8: 外ギン Aviation (Foreign Banks Aviation)
This track adds onto Flower Shoppe's list of songs that use Dancing fantasy's "Worldwide." The sample here is Carioca Groove. The track feels like the title implies. It feels like you're relaxing at a swanky tropical airport, early for your flight, spending your time lounging around and taking in the fresh air and upscale scenery. Out of all the tracks here, this one sounds the most entirely positive. By that I mean consonant, most of, if not all, the other tracks on Floral Shoppe utilize a lot of crunchy, or dissonant, harmonies that create a constant surreal atmosphere, but "外ギン Aviation" is sticking itself firmly in a serene actuality.

9: て (Te)
No matter where you may look, it seems like it might be impossible to find a proper source sample(s?) for this song. It seems every noise in this is original, or it's such a deep mix of multiple samples that you can't identify an original.

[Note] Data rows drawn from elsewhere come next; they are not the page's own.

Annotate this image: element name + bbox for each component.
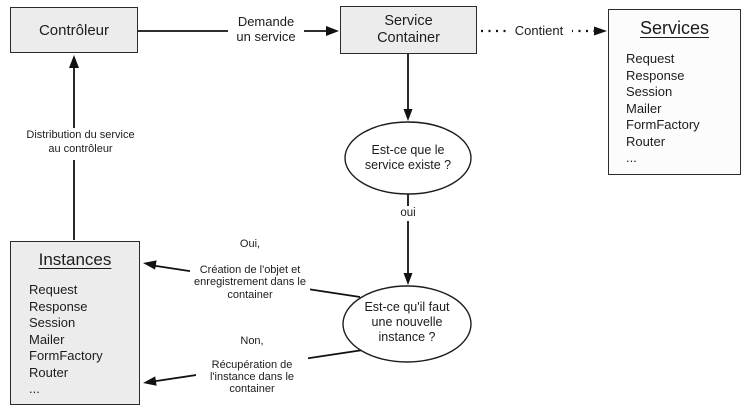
edge-label-contient: Contient xyxy=(506,22,572,40)
decision-new-instance-label: Est-ce qu'il faut une nouvelle instance … xyxy=(364,300,450,344)
list-item: FormFactory xyxy=(626,117,700,132)
list-item: Mailer xyxy=(29,331,65,347)
arrow-oui-head xyxy=(403,273,413,285)
list-item: Request xyxy=(29,282,78,297)
list-item: Response xyxy=(29,298,88,314)
list-item: FormFactory xyxy=(29,348,103,363)
services-title: Services xyxy=(639,18,710,38)
list-item: Session xyxy=(626,84,673,99)
controleur-box: Contrôleur xyxy=(10,7,138,53)
decision-service-exists-ellipse xyxy=(344,121,472,195)
arrow-distribution-head xyxy=(69,55,79,68)
edge-label-creation: Oui, Création de l'objet et enregistreme… xyxy=(190,238,310,303)
list-item: ... xyxy=(626,150,637,165)
list-item: Router xyxy=(29,364,69,380)
list-item: Session xyxy=(29,315,76,330)
service-container-box: Service Container xyxy=(340,6,477,54)
instances-list: Request Response Session Mailer FormFact… xyxy=(29,282,139,398)
arrow-recuperation-head xyxy=(143,376,157,386)
services-list: Request Response Session Mailer FormFact… xyxy=(626,51,740,167)
instances-box: Instances Request Response Session Maile… xyxy=(10,241,140,405)
list-item: Response xyxy=(626,67,685,83)
arrow-sc-to-exists-head xyxy=(403,109,413,121)
list-item: ... xyxy=(29,381,40,396)
decision-new-instance-ellipse xyxy=(342,285,472,363)
list-item: Mailer xyxy=(626,100,662,116)
decision-service-exists-label: Est-ce que le service existe ? xyxy=(364,143,452,172)
instances-title: Instances xyxy=(38,250,112,269)
arrow-demande-head xyxy=(326,26,339,36)
arrow-creation-head xyxy=(143,260,157,270)
edge-label-distribution: Distribution du service au contrôleur xyxy=(20,128,141,160)
list-item: Request xyxy=(626,51,675,66)
edge-label-demande: Demande un service xyxy=(228,14,304,44)
edge-label-oui: oui xyxy=(394,206,422,221)
services-box: Services Request Response Session Mailer… xyxy=(608,9,741,175)
edge-label-recuperation: Non, Récupération de l'instance dans le … xyxy=(196,335,308,397)
list-item: Router xyxy=(626,133,666,149)
arrow-contient-head xyxy=(594,26,607,36)
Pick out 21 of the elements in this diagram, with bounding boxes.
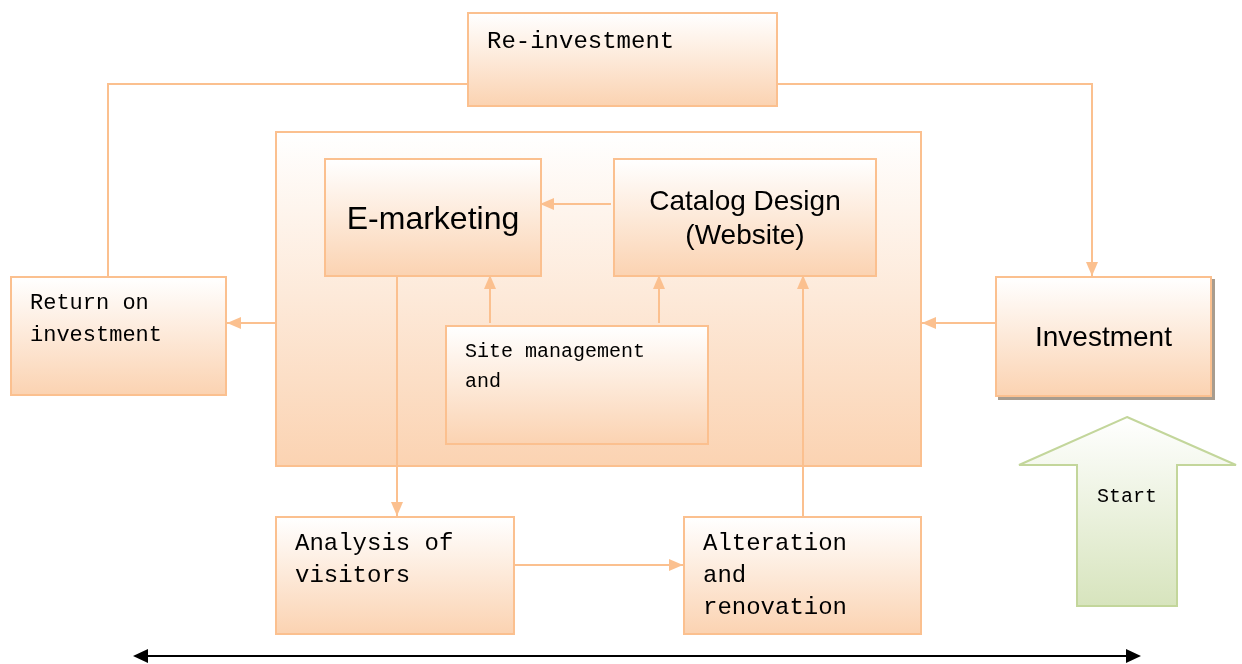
arrow [777,83,1098,277]
process-box: Return on investment [10,276,227,396]
arrow [226,317,276,329]
process-box: Investment [995,276,1212,397]
group-box [275,131,922,467]
arrow [539,198,612,210]
arrow [484,274,496,324]
block-arrow [1017,415,1238,608]
process-box: Re-investment [467,12,778,107]
node-label: Start [1096,485,1158,508]
arrow [514,559,684,571]
process-box: Site management and [445,325,709,445]
arrow [921,317,996,329]
connector-line [107,83,468,277]
process-box: Analysis of visitors [275,516,515,635]
arrow [797,274,809,517]
process-box: Catalog Design (Website) [613,158,877,277]
process-box: Alteration and renovation [683,516,922,635]
arrow [653,274,665,324]
arrow [391,274,403,517]
process-box: E-marketing [324,158,542,277]
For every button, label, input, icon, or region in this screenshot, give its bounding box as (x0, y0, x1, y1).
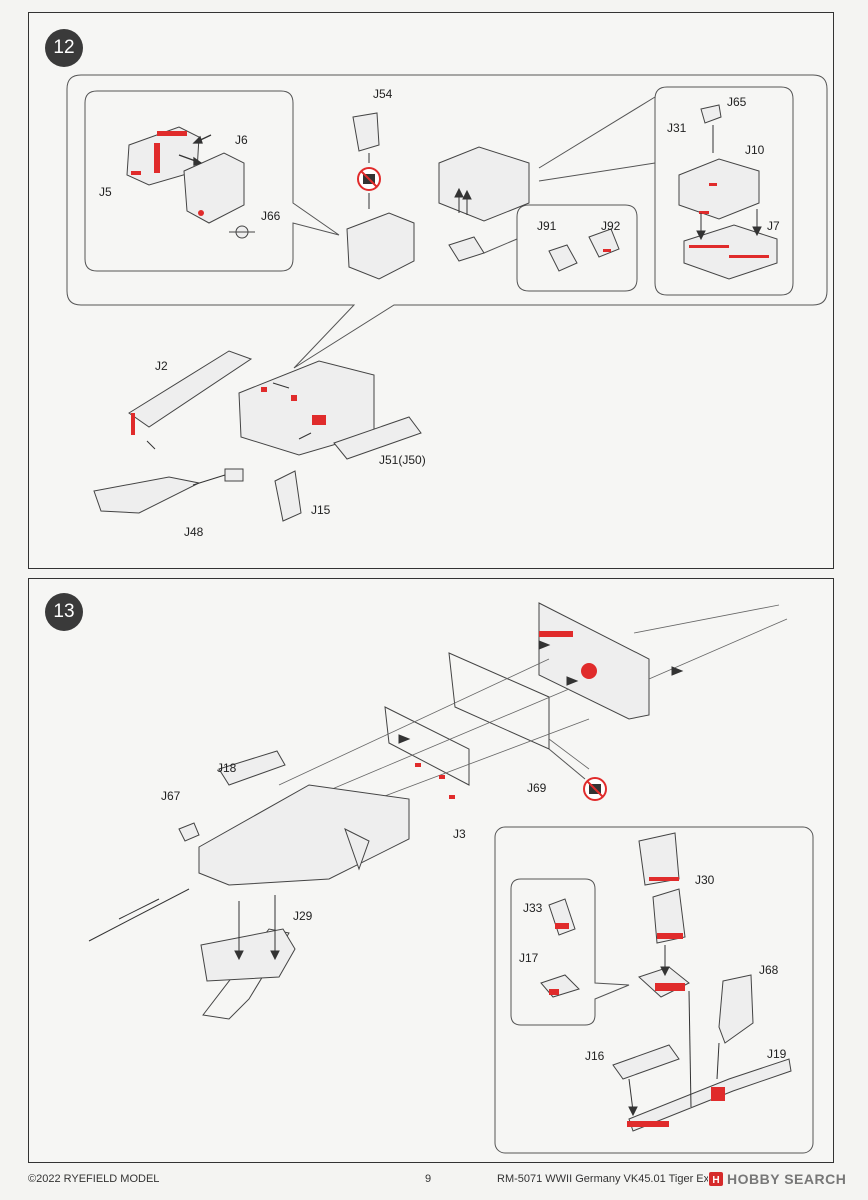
watermark-text: HOBBY SEARCH (727, 1171, 847, 1187)
part-label-j5: J5 (99, 185, 112, 199)
watermark: H HOBBY SEARCH (708, 1168, 868, 1190)
part-label-j29: J29 (293, 909, 313, 923)
part-label-j16: J16 (585, 1049, 605, 1063)
copyright-text: ©2022 RYEFIELD MODEL (28, 1173, 160, 1185)
part-label-j92: J92 (601, 219, 621, 233)
part-label-j31: J31 (667, 121, 687, 135)
part-label-j67: J67 (161, 789, 181, 803)
part-label-j30: J30 (695, 873, 715, 887)
part-label-j7: J7 (767, 219, 780, 233)
part-label-j66: J66 (261, 209, 281, 223)
part-label-j3: J3 (453, 827, 466, 841)
page-number: 9 (425, 1173, 432, 1185)
part-label-j91: J91 (537, 219, 557, 233)
part-label-j10: J10 (745, 143, 765, 157)
part-label-j19: J19 (767, 1047, 787, 1061)
part-label-j68: J68 (759, 963, 779, 977)
svg-text:H: H (712, 1175, 719, 1186)
step-12-drawing (66, 74, 828, 522)
part-label-j2: J2 (155, 359, 168, 373)
part-label-j48: J48 (184, 525, 204, 539)
part-label-j15: J15 (311, 503, 331, 517)
watermark-logo-icon: H (709, 1172, 723, 1186)
part-label-j65: J65 (727, 95, 747, 109)
step-number-badge: 13 (45, 593, 83, 631)
step-number-badge: 12 (45, 29, 83, 67)
part-label-j18: J18 (217, 761, 237, 775)
part-label-j33: J33 (523, 901, 543, 915)
step-12-panel: 12 J54 J65 J6 J31 J10 J5 J66 J91 J92 J7 … (28, 12, 834, 569)
step-13-drawing (88, 602, 814, 1154)
part-label-j6: J6 (235, 133, 248, 147)
step-13-panel: 13 J18 J67 J69 J3 J29 J30 J33 J17 J68 J1… (28, 578, 834, 1163)
part-label-j51-j50: J51(J50) (379, 453, 426, 467)
part-label-j17: J17 (519, 951, 539, 965)
part-label-j54: J54 (373, 87, 393, 101)
part-label-j69: J69 (527, 781, 547, 795)
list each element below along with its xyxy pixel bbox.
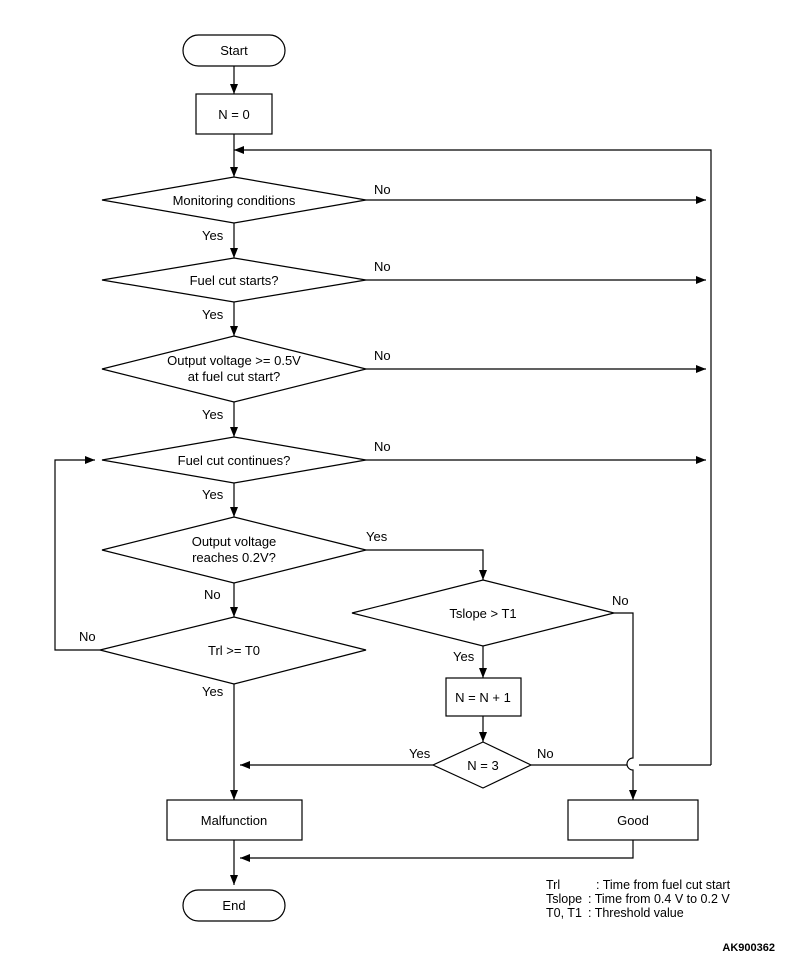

At face value, the feeling that falls out of this song is like the game save screen of an old JRPG, which is fitting considering the Vaporwave mold of old technology and media. The track cracks at peak high notes with the fuzz of an older SD television and creates an atmospheric that seems fitting to the realm of witches and wizards or Final Fantasy.

10: 月 (Moon)
This track makes fantastic use of the song "I Only Have Eyes for You" from Zapp's 1988 album The New Zapp IVU. It's simultaneously disorienting and a banger. The main thing this track does is slow down the main sample, but doing that really transforms it. It's an otherworldly ambient atmosphere that is really easy to get your body into thanks to the thudding repetitious bass and long vocal notes being stretched out for so long due to the slow down. This is one of the top tracks on the album. It's dizzying and almost on the verge of danceable at the same time. 

11: 海底 (Seabed)
This song breaks the established mold of this album and the general definition of Vaporwave to some extent by featuring a very contemporary sample of Jamie Foxx's "Sleeping Pill" from the album Best Night of My Life (2010). Imagine the previous track, but more poppy.  It's the same general approach, but the pleasant atmosphere is promoted to something mainly in the dissonant space that causes the track to sit mostly in the "uncomfortable" ambient range. And in a very Vaporwave move, this track just sort of ends at 2:18. 

What we can take away from this album is that it's an incredibly unique ambient piece that can satisfy somebody looking for something on the experimental side. There are known qualms in regards to the creativity, or lack there of, related to Floral Shoppe and whether or not Macintosh Plus is really producing new work here because they pull so heavily from each sample. I think those comments are pretty quickly dismissed once you see how Macintosh Plus is so transformative with every sample used. Floral Shoppe takes something familiar and turns into something that is simultaneously still familiar and absolutely different at the same time.